しかし、じつはほかに原因があるケースも多いため、心当たりがある場合はさまざまな観点から原因を追求・治療していくことが大切です。 今回は、睡眠時無呼吸症候群の原因と合併症のリスクについて紹介します。予防法についても解説しているので、家族やご自分に心配な症状がある人は目を通しておきましょう。

睡眠時無呼吸症候群とは

睡眠時無呼吸症候群とは、眠っているときに1時間あたり5回以上、かつ1回あたり10秒以上呼吸が止まる疾患です。呼吸が弱くなったり低呼吸が発生したりしているときも、睡眠時無呼吸症候群の診断が下ることがあります。

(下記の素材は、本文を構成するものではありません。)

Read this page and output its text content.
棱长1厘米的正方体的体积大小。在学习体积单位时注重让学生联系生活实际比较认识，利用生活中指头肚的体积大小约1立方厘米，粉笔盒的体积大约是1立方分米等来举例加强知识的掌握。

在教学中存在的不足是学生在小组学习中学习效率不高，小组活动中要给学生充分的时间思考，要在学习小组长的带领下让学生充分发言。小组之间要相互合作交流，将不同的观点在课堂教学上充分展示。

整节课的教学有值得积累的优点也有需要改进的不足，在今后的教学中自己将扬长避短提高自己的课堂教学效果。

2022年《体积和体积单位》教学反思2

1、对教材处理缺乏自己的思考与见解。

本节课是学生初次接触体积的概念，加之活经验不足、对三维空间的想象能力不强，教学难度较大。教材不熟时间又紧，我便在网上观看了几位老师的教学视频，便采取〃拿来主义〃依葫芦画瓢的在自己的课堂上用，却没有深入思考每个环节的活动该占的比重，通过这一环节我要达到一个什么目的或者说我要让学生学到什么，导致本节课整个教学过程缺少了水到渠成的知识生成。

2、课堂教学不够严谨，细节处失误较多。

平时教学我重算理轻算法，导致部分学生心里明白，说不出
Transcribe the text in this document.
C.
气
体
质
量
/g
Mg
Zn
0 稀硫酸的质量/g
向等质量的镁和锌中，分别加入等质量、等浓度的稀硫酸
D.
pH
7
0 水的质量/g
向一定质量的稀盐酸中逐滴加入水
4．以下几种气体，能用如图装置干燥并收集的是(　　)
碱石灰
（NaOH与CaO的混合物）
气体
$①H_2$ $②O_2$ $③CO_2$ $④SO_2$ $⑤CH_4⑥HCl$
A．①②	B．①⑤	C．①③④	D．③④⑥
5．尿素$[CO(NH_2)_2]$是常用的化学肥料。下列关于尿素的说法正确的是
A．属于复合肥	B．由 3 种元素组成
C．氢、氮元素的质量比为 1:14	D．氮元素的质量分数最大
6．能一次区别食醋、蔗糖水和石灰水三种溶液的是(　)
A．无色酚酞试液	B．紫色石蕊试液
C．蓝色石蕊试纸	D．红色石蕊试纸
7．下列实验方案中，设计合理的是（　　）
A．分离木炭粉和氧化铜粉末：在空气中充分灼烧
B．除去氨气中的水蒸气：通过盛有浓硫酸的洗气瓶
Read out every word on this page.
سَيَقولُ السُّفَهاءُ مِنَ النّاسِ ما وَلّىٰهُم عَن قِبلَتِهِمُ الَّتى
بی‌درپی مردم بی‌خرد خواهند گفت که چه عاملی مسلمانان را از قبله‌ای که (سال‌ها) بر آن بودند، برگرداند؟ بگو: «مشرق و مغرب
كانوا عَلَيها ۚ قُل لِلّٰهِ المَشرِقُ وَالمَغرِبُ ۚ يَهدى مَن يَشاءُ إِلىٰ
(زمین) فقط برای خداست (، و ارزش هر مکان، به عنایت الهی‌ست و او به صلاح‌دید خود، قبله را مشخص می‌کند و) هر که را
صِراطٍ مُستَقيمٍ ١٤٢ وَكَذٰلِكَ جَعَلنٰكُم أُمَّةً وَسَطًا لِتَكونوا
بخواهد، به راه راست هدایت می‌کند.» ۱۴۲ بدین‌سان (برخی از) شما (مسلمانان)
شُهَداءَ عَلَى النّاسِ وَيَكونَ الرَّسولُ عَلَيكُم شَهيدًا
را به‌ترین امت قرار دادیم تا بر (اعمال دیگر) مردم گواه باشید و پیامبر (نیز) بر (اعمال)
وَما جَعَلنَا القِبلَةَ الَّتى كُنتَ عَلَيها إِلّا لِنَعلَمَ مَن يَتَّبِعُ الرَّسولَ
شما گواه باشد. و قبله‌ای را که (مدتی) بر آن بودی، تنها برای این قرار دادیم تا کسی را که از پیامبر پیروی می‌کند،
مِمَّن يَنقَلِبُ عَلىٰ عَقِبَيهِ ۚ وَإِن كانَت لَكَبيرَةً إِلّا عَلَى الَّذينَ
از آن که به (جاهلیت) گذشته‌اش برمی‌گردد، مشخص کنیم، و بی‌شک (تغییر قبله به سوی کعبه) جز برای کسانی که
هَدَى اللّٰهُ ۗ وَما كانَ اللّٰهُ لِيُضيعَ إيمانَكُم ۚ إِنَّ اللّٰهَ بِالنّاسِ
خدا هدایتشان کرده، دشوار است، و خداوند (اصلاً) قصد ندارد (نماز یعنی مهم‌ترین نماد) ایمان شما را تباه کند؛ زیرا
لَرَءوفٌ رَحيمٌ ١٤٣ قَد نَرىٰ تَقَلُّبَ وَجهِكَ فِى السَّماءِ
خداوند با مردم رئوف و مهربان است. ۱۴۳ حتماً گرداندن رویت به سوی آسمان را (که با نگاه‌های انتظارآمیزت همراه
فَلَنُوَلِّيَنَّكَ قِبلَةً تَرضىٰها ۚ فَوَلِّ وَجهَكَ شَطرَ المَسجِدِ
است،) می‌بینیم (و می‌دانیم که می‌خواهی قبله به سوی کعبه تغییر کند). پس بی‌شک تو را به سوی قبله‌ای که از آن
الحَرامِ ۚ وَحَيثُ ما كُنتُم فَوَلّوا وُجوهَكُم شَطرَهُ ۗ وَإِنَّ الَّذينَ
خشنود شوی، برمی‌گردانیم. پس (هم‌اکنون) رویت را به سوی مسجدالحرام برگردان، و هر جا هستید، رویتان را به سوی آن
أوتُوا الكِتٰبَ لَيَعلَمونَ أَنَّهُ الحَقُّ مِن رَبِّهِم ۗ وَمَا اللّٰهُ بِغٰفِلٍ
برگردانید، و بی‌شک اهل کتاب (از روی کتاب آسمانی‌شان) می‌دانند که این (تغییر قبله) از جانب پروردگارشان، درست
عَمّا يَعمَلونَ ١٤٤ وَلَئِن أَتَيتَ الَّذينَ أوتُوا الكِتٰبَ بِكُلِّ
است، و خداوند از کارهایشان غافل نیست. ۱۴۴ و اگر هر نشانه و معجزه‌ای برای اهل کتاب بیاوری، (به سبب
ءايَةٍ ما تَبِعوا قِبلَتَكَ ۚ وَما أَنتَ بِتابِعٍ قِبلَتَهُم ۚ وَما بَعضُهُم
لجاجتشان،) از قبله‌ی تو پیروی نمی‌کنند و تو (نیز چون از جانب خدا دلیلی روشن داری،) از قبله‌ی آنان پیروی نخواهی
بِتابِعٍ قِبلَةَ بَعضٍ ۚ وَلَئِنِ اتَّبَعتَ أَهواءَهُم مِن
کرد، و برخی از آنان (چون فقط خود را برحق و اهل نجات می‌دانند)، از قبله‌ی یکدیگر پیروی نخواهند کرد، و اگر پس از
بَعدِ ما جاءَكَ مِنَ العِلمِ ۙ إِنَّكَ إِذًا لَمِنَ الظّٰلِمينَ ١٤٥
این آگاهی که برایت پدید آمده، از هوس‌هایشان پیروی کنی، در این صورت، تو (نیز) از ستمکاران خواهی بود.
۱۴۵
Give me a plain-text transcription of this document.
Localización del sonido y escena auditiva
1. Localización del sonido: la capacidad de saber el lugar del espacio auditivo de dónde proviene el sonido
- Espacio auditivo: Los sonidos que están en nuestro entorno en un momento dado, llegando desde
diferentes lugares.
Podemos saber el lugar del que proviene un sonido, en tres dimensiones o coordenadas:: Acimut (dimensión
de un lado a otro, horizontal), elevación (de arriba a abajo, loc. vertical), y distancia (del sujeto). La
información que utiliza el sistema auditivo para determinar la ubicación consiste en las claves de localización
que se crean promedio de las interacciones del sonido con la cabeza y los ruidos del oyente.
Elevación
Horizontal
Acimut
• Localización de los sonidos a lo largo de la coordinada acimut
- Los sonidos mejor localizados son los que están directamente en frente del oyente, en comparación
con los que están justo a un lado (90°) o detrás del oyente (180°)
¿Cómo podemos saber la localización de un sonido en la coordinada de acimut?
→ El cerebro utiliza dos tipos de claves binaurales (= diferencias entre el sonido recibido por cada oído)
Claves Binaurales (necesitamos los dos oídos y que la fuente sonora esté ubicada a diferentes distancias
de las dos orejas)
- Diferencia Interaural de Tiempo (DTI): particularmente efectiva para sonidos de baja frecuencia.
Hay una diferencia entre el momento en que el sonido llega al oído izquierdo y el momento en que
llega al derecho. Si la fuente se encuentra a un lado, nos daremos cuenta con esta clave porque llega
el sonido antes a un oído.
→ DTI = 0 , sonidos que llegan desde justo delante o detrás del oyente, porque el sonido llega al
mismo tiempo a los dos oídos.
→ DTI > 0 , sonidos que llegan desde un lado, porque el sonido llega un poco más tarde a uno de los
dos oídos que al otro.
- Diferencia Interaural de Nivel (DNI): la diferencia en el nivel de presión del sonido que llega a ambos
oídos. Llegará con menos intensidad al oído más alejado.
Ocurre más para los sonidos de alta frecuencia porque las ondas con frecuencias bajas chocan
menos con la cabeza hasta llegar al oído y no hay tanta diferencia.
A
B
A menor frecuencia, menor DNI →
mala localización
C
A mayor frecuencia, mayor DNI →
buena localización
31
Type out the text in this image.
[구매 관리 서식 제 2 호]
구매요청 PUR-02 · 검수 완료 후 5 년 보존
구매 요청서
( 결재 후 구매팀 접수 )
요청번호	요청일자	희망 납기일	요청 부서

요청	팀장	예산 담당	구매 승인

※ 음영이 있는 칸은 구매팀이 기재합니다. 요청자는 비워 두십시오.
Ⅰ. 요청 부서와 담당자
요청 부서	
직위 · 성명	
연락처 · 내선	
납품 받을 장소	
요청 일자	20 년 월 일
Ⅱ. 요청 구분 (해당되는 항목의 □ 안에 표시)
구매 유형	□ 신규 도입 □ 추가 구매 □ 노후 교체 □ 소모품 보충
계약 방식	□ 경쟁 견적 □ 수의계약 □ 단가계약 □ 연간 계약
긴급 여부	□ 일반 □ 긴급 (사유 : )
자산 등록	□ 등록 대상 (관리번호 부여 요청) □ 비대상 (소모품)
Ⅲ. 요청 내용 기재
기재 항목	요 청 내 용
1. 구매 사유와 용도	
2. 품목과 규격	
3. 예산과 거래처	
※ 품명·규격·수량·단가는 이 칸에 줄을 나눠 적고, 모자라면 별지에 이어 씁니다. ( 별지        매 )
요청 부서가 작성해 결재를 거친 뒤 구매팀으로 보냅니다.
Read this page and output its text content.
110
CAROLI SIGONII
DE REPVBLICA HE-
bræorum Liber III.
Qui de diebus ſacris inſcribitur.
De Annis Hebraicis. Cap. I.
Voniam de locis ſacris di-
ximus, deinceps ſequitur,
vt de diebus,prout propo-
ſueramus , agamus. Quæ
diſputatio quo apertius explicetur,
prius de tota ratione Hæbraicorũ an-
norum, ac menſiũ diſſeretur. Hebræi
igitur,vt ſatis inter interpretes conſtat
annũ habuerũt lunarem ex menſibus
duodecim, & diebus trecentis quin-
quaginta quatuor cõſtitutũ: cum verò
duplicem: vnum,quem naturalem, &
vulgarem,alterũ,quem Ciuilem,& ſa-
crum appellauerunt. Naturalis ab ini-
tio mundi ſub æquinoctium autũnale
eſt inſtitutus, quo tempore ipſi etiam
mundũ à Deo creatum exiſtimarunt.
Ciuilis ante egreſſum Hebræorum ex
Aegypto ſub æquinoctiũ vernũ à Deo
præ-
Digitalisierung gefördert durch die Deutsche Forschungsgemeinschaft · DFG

国立循環器病研究センターでは年間500人もの人がこの疾患の検査を受け、そのうち80%が「疑いあり」と診断されています。 睡眠時無呼吸症候群の兆候として、いびきが現れることが多いです。しかし、いびき以外の自覚症状が出にくい病気なので、なかなか罹患していることに気づけない患者も少なくはありません。ほかにも、起床時の頭痛や日中の強い倦怠感などが自覚症状として挙げられますが、過労といったほかの要因が原因と考えられやすい傾向にあります。 このように睡眠時無呼吸症候群は決して珍しい病気でなく、気づいていないだけで多くの人が罹患している可能性があるのです。放っておくと合併症のリスクが高まってしまうので、少しでも違和感を覚えたときは、すぐにでも検査することをおすすめします。

睡眠時無呼吸症候群の原因

睡眠時無呼吸症候群の原因は、大きく分けて2つに分類できます。ここからは、原因について具体的に見ていきましょう。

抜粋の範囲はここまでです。